Del film ho voluto cogliere proprio quest´immagine stridente e allo stesso tempo dissacrante.
Altra opera alla quale mi sono inspirato è stata "Victor ou les enfants au pouvoir", Victor o i bambini al potere, di Roger Vitrac.
Grande satira alla borghesia.
Ritiene che portare in scena il paradosso della condizione umana attraverso l´umorismo, a volte pungente del teatro, possa risvegliare le coscienze?
Di sicuro chi si occupa di teatro realizza un´operazione sulla mente, sia sulla propria che su quella del pubblico. Tuttavia ritengo quest´opera provocatoria.
A differenza di un Molière, in cui il tragico è molto forte, Feydeau non guarda con profondità le cose, ma le mette in scena con superficialità. Si tratta, ovviamente, di una superficialità provocatoria, per l´appunto, che il pubblico può cogliere o meno.
Un umorismo caustico capace di suscitare reazioni disparate e sul quale io ho particolarmente agito mettendo in scena elementi come i water o introducendo un personaggio che ha una continua flatulenza.

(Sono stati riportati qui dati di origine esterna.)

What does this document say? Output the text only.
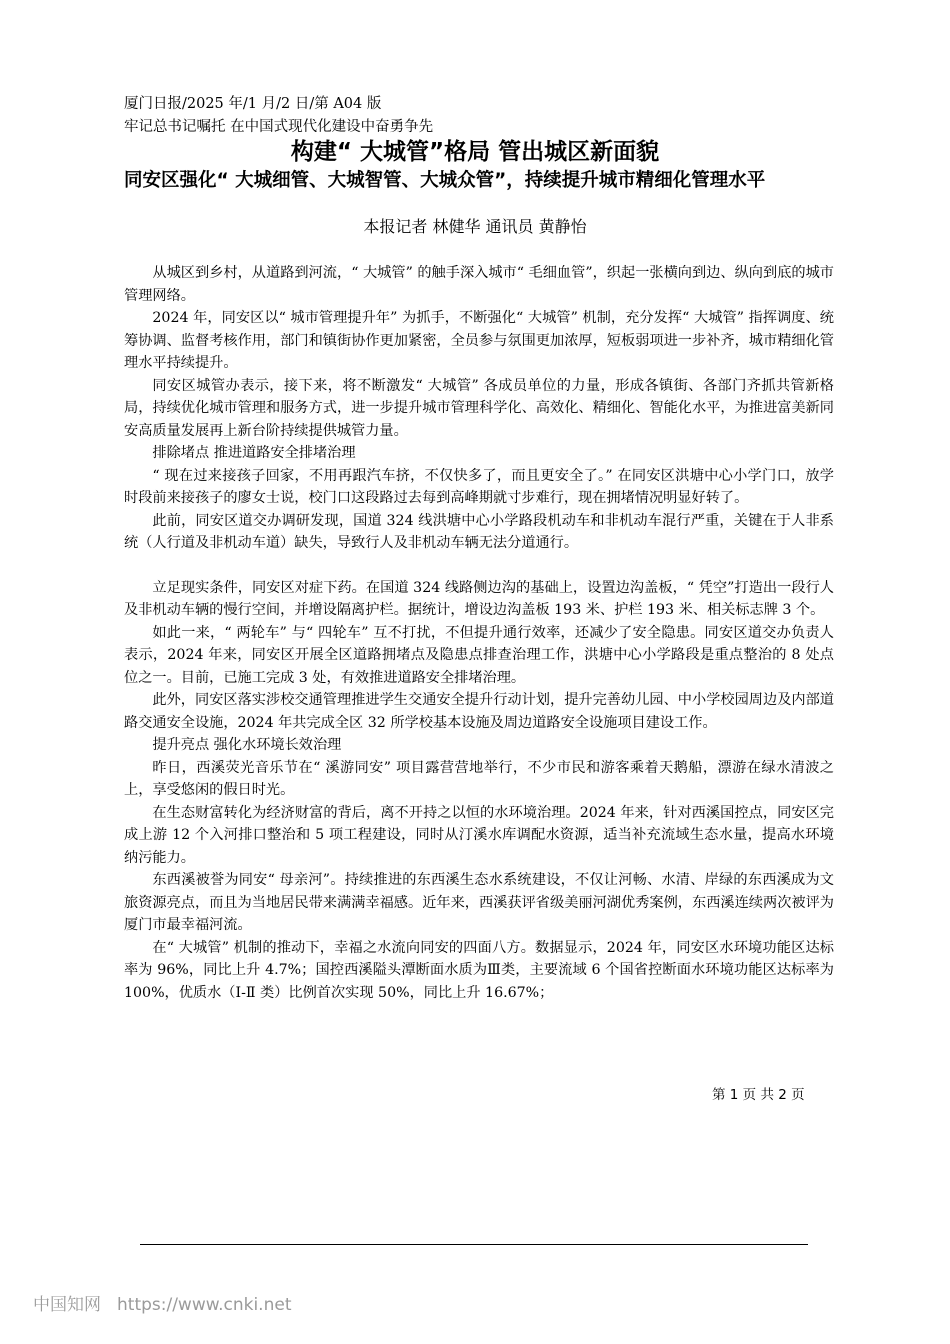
厦门日报/2025 年/1 月/2 日/第 A04 版
牢记总书记嘱托 在中国式现代化建设中奋勇争先
构建“ 大城管”格局 管出城区新面貌
同安区强化“ 大城细管、大城智管、大城众管”，持续提升城市精细化管理水平
本报记者 林健华 通讯员 黄静怡

从城区到乡村，从道路到河流，“ 大城管” 的触手深入城市“ 毛细血管”，织起一张横向到边、纵向到底的城市管理网络。

2024 年，同安区以“ 城市管理提升年” 为抓手，不断强化“ 大城管” 机制，充分发挥“ 大城管” 指挥调度、统筹协调、监督考核作用，部门和镇街协作更加紧密，全员参与氛围更加浓厚，短板弱项进一步补齐，城市精细化管理水平持续提升。

同安区城管办表示，接下来，将不断激发“ 大城管” 各成员单位的力量，形成各镇街、各部门齐抓共管新格局，持续优化城市管理和服务方式，进一步提升城市管理科学化、高效化、精细化、智能化水平，为推进富美新同安高质量发展再上新台阶持续提供城管力量。

排除堵点 推进道路安全排堵治理

“ 现在过来接孩子回家，不用再跟汽车挤，不仅快多了，而且更安全了。” 在同安区洪塘中心小学门口，放学时段前来接孩子的廖女士说，校门口这段路过去每到高峰期就寸步难行，现在拥堵情况明显好转了。

此前，同安区道交办调研发现，国道 324 线洪塘中心小学路段机动车和非机动车混行严重，关键在于人非系统（人行道及非机动车道）缺失，导致行人及非机动车辆无法分道通行。

立足现实条件，同安区对症下药。在国道 324 线路侧边沟的基础上，设置边沟盖板，“ 凭空”打造出一段行人及非机动车辆的慢行空间，并增设隔离护栏。据统计，增设边沟盖板 193 米、护栏 193 米、相关标志牌 3 个。

如此一来，“ 两轮车” 与“ 四轮车” 互不打扰，不但提升通行效率，还减少了安全隐患。同安区道交办负责人表示，2024 年来，同安区开展全区道路拥堵点及隐患点排查治理工作，洪塘中心小学路段是重点整治的 8 处点位之一。目前，已施工完成 3 处，有效推进道路安全排堵治理。

此外，同安区落实涉校交通管理推进学生交通安全提升行动计划，提升完善幼儿园、中小学校园周边及内部道路交通安全设施，2024 年共完成全区 32 所学校基本设施及周边道路安全设施项目建设工作。

提升亮点 强化水环境长效治理

昨日，西溪荧光音乐节在“ 溪游同安” 项目露营营地举行，不少市民和游客乘着天鹅船，漂游在绿水清波之上，享受悠闲的假日时光。

在生态财富转化为经济财富的背后，离不开持之以恒的水环境治理。2024 年来，针对西溪国控点，同安区完成上游 12 个入河排口整治和 5 项工程建设，同时从汀溪水库调配水资源，适当补充流域生态水量，提高水环境纳污能力。

东西溪被誉为同安“ 母亲河”。持续推进的东西溪生态水系统建设，不仅让河畅、水清、岸绿的东西溪成为文旅资源亮点，而且为当地居民带来满满幸福感。近年来，西溪获评省级美丽河湖优秀案例，东西溪连续两次被评为厦门市最幸福河流。

在“ 大城管” 机制的推动下，幸福之水流向同安的四面八方。数据显示，2024 年，同安区水环境功能区达标率为 96%，同比上升 4.7%；国控西溪隘头潭断面水质为Ⅲ类，主要流域 6 个国省控断面水环境功能区达标率为 100%，优质水（Ⅰ-Ⅱ 类）比例首次实现 50%，同比上升 16.67%；

第 1 页 共 2 页
中国知网 https://www.cnki.net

Riscoprire i classici che hanno fatto storia, può essere una soluzione per risolvere l´attuale crisi del teatro per carenza di testi validi?

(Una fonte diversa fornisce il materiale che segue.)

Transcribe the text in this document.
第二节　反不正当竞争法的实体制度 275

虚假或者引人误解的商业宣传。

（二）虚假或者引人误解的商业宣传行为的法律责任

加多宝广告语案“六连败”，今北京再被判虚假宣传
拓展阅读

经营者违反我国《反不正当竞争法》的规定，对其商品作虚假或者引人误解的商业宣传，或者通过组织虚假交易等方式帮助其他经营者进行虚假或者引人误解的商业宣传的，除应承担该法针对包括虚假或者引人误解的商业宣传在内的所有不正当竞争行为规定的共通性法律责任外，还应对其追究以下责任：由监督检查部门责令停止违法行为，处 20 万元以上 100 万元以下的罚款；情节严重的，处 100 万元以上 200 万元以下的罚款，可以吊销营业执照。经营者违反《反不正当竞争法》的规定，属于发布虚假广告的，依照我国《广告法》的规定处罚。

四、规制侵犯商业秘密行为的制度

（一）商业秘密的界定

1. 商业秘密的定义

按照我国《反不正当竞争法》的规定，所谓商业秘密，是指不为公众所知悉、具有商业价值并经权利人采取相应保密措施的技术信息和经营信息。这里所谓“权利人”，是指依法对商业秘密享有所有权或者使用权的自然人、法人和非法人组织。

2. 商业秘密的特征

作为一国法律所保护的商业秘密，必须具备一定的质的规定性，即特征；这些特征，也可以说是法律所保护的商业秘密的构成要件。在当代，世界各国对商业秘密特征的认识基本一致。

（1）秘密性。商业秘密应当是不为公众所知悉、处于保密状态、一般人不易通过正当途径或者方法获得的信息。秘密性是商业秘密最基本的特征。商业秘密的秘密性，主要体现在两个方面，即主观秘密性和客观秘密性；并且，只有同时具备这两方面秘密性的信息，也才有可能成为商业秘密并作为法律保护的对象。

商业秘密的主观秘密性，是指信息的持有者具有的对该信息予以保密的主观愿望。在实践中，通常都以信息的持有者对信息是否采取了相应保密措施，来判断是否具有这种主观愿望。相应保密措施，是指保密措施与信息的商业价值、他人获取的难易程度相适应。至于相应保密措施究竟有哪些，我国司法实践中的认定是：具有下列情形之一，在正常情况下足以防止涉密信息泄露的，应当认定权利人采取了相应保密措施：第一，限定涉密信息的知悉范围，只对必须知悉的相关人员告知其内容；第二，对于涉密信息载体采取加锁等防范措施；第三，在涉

Questo è un discorso complesso che riguarda molti ambiti della cultura. In Italia, purtroppo, c´è pochissima politica teatrale legata alla nuova drammaturgia.

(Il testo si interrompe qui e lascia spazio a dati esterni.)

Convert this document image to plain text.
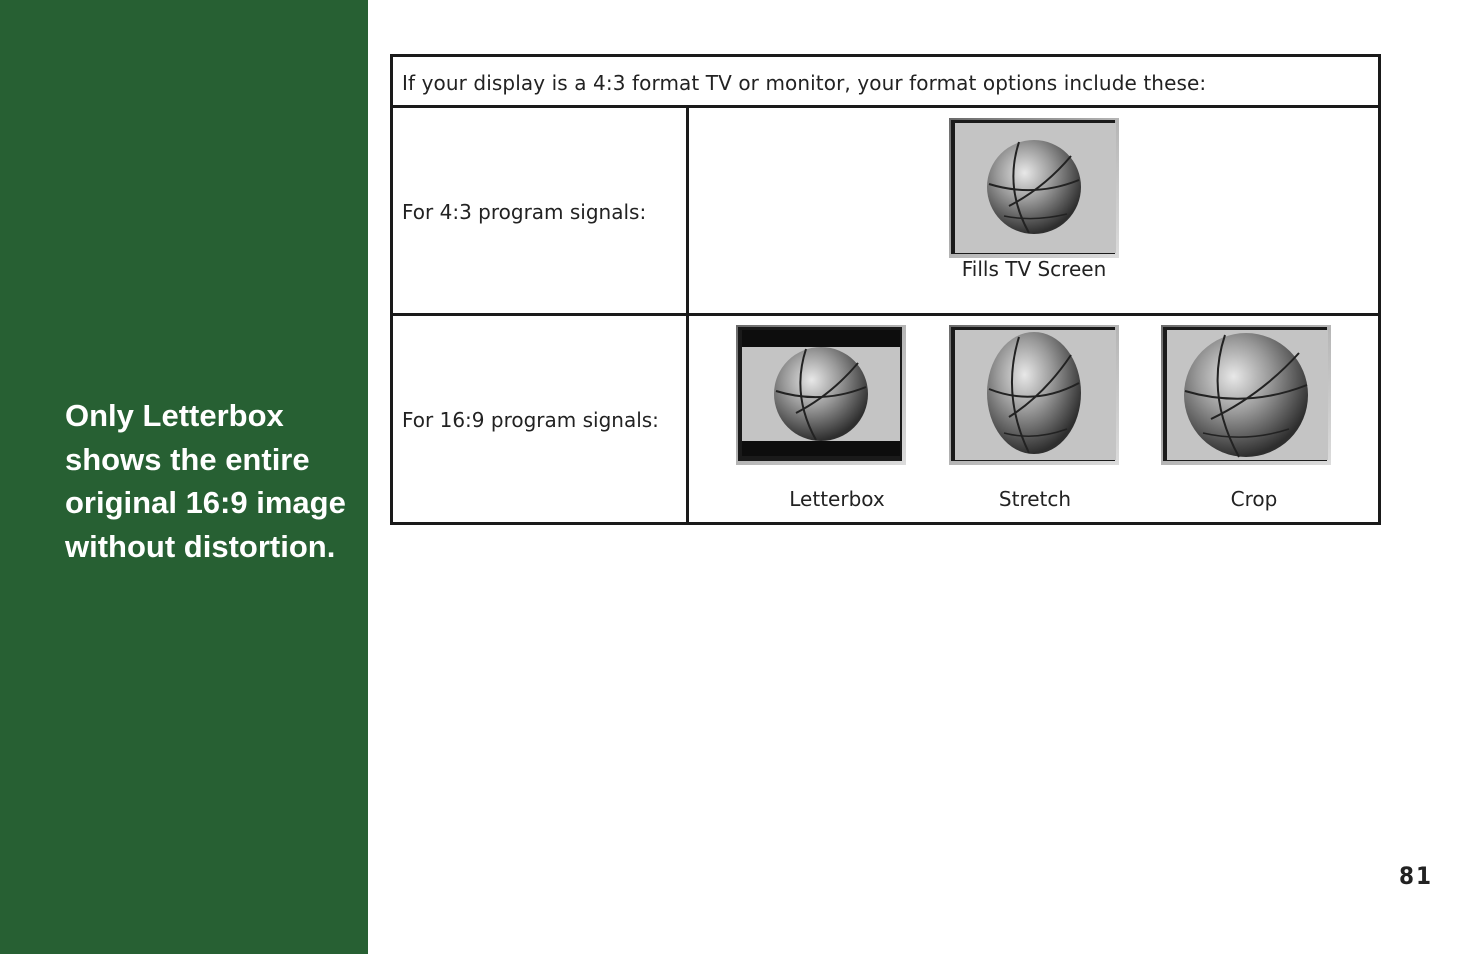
Only Letterbox shows the entire original 16:9 image without distortion.
If your display is a 4:3 format TV or monitor, your format options include these:
For 4:3 program signals:
Fills TV Screen
For 16:9 program signals:
Letterbox	Stretch	Crop
81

Far girare un testo innovativo è un´impresa titanica. Perfino un autore come Bernard avrebbe, oggi, difficoltà ad emergere.
Così alla mancanza di investimento corrisponde una carenza di testi nuovi. Sicuramente fare classici è un´ottima scelta, quando si crea equilibrio tra vecchio e nuovo. Sono spesso proprio i direttori dei teatri che evitano di proporre nei cartelloni opere poco conosciute o addirittura totalmente sconosciute al pubblico, nell´illusione che un classico o un attore di punta, possa essere determinante per riempire la sala.